Their stems are the stuff of contortionists—thin, yes, but preternaturally strong, capable of looping and arching without breaking, as if they’ve internalized the logic of cursive script. Arrange them in a tight bundle, and they’ll jostle for space like commuters. Let them sprawl, and they become a landscape, all negative space and whispers. And the colors. The classic blue, so intense it seems to vibrate. The white varieties, like snowflakes caught mid-melt. The deep maroons that swallow light. Each hue comes with its own mood, its own reason to lean closer.

But here’s the kicker: Nigellas are time travelers. They bloom, fade, and then—just when you think the show’s over—their pods steal the scene. These husks, papery and ornate, persist for weeks, turning from green to parchment to gold, their geometry so precise they could’ve been drafted by a mathematician with a poetry habit. Dry them, and they become heirlooms. Toss them into a winter arrangement, and they’ll outshine the holly, their skeletal beauty a rebuke to the season’s gloom.

They’re also anarchists. Plant them once, and they’ll reseed with the enthusiasm of a rumor, popping up in sidewalk cracks, between patio stones, in the shadow of your rose bush. They thrive on benign neglect, their roots gripping poor soil like they prefer it, their faces tilting toward the sun as if to say, Is that all you’ve got? This isn’t fragility. It’s strategy. A survivalist’s charm wrapped in lace.

And the names. ‘Miss Jekyll’ for the classicists. ‘Persian Jewels’ for the magpies. ‘Delft Blue’ for those who like their flowers with a side of delftware. Each variety insists on its own mythology, but all share that Nigella knack for blurring lines—between wild and cultivated, between flower and sculpture, between ephemeral and eternal.

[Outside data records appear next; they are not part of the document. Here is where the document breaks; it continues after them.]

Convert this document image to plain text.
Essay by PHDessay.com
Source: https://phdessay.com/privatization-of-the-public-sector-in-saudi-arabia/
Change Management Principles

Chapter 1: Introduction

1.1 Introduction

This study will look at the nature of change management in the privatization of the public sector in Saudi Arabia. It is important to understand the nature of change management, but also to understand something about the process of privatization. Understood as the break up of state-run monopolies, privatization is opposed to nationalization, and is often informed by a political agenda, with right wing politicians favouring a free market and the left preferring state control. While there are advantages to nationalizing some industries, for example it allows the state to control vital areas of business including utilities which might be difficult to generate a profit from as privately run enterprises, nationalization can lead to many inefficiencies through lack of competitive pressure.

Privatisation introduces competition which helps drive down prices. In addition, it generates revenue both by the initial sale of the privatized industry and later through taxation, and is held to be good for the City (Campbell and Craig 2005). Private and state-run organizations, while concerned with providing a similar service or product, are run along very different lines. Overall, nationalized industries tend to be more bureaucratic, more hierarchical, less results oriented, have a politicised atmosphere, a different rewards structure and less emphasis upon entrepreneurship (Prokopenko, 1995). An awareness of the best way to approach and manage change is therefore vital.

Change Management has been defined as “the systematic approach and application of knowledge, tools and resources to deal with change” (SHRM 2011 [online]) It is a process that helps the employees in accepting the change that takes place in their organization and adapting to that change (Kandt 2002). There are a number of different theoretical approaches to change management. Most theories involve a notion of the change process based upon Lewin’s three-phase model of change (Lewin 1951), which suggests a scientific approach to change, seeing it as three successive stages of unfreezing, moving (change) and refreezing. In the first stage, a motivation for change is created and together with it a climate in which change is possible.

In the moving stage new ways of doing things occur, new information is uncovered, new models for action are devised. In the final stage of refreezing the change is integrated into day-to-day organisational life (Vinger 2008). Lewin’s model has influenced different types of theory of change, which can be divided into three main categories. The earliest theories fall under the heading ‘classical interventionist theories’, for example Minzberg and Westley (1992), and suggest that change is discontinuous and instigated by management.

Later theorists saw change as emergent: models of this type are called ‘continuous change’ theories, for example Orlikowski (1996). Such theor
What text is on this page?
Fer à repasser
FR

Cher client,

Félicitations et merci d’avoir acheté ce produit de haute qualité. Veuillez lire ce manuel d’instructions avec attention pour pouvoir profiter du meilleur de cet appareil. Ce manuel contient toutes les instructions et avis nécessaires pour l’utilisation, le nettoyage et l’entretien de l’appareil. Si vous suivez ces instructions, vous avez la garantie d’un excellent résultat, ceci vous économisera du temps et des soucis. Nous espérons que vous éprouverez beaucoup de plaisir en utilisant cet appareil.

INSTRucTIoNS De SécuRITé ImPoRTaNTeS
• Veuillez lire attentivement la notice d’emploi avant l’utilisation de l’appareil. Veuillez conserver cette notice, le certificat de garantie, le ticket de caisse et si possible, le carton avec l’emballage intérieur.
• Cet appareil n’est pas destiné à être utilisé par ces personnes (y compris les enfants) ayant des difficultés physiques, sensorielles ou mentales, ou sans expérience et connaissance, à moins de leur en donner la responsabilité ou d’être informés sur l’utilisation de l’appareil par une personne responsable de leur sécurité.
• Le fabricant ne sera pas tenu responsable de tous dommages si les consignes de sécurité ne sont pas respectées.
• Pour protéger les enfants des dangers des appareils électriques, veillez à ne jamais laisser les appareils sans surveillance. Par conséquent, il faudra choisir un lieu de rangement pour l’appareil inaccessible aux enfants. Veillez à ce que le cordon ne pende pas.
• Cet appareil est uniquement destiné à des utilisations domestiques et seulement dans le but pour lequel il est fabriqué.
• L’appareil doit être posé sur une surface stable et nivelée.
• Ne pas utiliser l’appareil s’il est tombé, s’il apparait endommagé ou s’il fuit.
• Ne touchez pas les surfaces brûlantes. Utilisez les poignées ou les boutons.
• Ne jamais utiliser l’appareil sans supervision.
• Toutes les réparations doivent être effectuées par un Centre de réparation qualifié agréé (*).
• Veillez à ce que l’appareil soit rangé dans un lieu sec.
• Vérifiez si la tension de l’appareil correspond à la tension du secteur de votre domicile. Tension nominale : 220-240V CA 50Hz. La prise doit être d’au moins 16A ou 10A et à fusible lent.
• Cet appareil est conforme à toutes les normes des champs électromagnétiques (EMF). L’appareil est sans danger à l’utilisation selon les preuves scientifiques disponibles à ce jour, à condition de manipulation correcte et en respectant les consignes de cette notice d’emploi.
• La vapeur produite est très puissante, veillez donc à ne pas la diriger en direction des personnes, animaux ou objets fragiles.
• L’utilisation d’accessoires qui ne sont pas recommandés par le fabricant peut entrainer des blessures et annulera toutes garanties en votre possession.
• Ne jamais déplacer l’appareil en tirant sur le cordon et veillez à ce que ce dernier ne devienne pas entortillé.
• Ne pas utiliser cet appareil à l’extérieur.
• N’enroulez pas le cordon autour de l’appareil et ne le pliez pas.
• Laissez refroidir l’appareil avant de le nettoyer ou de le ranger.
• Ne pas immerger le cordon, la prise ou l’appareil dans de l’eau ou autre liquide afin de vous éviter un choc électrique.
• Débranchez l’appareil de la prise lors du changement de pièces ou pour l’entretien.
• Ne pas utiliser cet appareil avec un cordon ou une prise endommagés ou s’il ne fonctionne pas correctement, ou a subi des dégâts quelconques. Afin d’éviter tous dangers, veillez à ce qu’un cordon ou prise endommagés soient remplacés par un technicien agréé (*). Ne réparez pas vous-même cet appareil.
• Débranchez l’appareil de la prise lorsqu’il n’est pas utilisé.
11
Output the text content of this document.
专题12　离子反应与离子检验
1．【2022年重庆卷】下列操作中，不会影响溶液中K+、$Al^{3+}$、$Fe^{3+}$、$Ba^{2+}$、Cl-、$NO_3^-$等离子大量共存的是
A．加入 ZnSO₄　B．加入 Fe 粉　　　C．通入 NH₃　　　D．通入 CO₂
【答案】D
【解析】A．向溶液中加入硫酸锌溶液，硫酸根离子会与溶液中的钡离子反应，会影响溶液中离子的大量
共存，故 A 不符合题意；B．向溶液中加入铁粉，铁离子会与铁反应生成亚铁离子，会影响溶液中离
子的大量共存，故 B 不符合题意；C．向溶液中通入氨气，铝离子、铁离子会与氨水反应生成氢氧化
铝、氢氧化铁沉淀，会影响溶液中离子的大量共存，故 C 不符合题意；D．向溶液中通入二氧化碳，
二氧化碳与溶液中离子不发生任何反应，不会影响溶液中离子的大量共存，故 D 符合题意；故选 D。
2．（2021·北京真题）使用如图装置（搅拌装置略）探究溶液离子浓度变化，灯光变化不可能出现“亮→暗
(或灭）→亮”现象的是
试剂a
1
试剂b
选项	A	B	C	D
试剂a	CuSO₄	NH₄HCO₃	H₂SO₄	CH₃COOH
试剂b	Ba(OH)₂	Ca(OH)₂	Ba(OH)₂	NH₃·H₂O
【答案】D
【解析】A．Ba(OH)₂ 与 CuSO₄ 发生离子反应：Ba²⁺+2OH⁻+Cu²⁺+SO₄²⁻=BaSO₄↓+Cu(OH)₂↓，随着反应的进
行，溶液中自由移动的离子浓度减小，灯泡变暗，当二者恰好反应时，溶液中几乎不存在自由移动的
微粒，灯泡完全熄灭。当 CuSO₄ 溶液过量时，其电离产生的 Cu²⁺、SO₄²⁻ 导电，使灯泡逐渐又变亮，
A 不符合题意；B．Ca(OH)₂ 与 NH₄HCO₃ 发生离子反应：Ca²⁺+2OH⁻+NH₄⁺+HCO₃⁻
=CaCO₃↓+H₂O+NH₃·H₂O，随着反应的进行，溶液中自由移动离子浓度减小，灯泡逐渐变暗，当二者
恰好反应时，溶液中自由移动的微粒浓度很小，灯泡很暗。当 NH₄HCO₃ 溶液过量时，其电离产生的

Use them in a bouquet, and you’re not just adding texture. You’re adding plot twists. A Nigella elbowing its way between ranunculus and stock is like a stand-up comic crashing a string quartet ... unexpected, jarring, then suddenly essential. They remind us that beauty doesn’t have to shout. It can insinuate. It can unravel. It can linger long after the last petal drops.

Next time you’re at the market, skip the hydrangeas. Bypass the alstroemerias. Grab a bunch of Nigellas. Let them loose on your dining table, your desk, your windowsill. Watch how the light filigrees through their bracts. Notice how the air feels lighter, as if the room itself is breathing. You’ll wonder how you ever settled for arrangements that made sense. Nigellas don’t do sense. They do magic.